C. Perusahaan Swasta dan Perusahaan Negara
Kita mengetahui dalam masyarakat terdapat macam-macam perusahaan, yakni :
1. Perusahaan Swasta, yaitu perusahaan yang modalnya seluruhnya dimiliki oleh swasta dan tidak ada campur tangan Pemerintah.
Perusahaan swasta ini ada tiga macam, yaitu :
a. Perusahaan swasta nasional, yaitu perusahaan swasta milik warga Negara Indonesia ;
b. Perusahaan swasta-asing, yaitu perusahaan swasta milik warga Negara asing ;
c. Perusahaan swasta campuran (joint-venture), yaitu perusahaan swasta milik warga negara Indonesia dan warga negara asing ;
2. Perusahaan Negara, yaitu perusahaan yang modalnya seluruhnya milik Negara Indonesia. Mengenai jenis perusahaan ini juga ada bermacam-macam, yaitu :
a. Perusahaan Negara berdasarkan IBW (Indonesisch Bedrijven Wet, S. 1927 – 419 bsd S. 1936 – 445). Perusahaan ini tiap-tiap tahun mendapat pinjaman uang dengan bunga dari Pemerintah, misalnya DKA (Jawatan Kereta Api) dulu, dengan keuangan yang otonom.

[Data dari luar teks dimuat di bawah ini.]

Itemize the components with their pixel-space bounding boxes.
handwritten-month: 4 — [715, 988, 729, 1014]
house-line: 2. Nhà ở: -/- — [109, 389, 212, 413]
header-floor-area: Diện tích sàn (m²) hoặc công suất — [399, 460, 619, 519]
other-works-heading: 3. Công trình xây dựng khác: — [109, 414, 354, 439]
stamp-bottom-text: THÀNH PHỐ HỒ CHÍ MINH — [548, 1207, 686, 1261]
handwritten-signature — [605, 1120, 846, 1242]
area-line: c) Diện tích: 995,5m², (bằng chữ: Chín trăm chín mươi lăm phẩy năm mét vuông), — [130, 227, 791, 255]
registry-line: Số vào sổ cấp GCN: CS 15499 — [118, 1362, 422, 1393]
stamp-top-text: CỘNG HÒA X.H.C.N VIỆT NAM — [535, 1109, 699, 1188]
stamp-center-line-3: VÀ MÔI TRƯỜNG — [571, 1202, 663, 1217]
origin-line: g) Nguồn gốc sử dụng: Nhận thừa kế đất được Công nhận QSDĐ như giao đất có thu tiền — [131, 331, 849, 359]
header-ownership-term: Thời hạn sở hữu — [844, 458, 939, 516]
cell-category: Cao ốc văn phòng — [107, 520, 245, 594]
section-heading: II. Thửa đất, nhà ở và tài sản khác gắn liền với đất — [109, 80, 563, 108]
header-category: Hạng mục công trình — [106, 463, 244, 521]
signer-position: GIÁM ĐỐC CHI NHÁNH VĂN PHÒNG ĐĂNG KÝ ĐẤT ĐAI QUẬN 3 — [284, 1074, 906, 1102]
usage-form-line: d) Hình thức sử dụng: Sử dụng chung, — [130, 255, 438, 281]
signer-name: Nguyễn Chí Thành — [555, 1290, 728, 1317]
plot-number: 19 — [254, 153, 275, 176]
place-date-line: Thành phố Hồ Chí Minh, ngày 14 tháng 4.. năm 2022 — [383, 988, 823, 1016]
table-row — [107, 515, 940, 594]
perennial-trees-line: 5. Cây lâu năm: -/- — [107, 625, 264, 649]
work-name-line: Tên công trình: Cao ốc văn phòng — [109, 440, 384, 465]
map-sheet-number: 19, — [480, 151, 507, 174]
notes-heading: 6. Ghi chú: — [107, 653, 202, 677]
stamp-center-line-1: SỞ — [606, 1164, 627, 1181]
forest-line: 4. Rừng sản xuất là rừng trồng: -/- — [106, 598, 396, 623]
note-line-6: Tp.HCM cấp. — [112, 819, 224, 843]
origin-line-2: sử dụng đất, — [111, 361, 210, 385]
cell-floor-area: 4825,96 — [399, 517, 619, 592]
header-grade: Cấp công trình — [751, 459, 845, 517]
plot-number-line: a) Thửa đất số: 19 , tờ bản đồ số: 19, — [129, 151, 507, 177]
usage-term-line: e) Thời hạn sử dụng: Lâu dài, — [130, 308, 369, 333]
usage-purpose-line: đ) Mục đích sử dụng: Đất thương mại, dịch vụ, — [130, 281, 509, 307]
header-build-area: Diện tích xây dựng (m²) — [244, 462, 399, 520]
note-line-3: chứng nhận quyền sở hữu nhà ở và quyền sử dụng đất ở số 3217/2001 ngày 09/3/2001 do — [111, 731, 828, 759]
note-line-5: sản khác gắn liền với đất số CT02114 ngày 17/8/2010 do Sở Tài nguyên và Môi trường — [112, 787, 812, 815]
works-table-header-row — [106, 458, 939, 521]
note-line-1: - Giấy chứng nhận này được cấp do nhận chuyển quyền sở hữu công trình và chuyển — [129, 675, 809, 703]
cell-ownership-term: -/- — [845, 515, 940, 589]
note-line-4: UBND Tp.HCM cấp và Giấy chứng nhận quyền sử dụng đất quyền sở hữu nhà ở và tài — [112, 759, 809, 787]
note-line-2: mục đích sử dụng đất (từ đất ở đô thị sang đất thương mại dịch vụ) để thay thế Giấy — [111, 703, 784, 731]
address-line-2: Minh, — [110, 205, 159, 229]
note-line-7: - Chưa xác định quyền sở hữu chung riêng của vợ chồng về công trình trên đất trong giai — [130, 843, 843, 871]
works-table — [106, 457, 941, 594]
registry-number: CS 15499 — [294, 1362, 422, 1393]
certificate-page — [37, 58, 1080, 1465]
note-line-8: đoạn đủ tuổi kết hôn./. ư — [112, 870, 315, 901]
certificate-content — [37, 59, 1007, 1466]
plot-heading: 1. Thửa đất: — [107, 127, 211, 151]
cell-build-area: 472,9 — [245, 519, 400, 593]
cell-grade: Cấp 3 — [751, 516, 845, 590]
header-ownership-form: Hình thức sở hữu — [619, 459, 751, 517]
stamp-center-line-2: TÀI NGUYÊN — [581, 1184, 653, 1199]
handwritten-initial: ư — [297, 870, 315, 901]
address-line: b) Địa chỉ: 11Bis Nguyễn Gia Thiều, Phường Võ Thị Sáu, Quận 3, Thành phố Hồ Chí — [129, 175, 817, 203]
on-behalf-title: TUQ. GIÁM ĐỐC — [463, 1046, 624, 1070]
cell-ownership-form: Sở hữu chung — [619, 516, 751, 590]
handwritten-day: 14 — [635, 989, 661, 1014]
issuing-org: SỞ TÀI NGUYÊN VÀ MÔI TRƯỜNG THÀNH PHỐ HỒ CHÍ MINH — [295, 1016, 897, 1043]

DKA ini selanjutnya menjadi PNKA (Perusahaan Negara Kereta Api), yang dibentuk dengan PP No. 22 tahun 1963 (LN 1963 – 43), dan sekarang PNKA ini menjadi PJKA (Perusahaan Jawatan Kereta Api), yang dibentuk dengan PP No. 61 tahun 1971 (LN 1971 – 75).
b. Perusahaan Negara berdasarkan ICW (Indonesisch Compabiliteits Wet, S. 1925 – 448). Perusahaan Negara macam ini tidak mempunyai keuangan yang otonom (keuangan sendiri). Keuangannya merupakan bagian dari keuangan Negara pada umunya, misalnya : Jawatan Pegadaian Negara. Perusahaan ini menjadi perusahaan Negara berdasarkan PP No. 178 tahun 1961 (LN 1961 - 209), dan akhirnya menjadi perusahaan jawatan (Perjan Pegadaian) berdasarkan PP No. 7 tahun 1969 (LN 1969 – 9).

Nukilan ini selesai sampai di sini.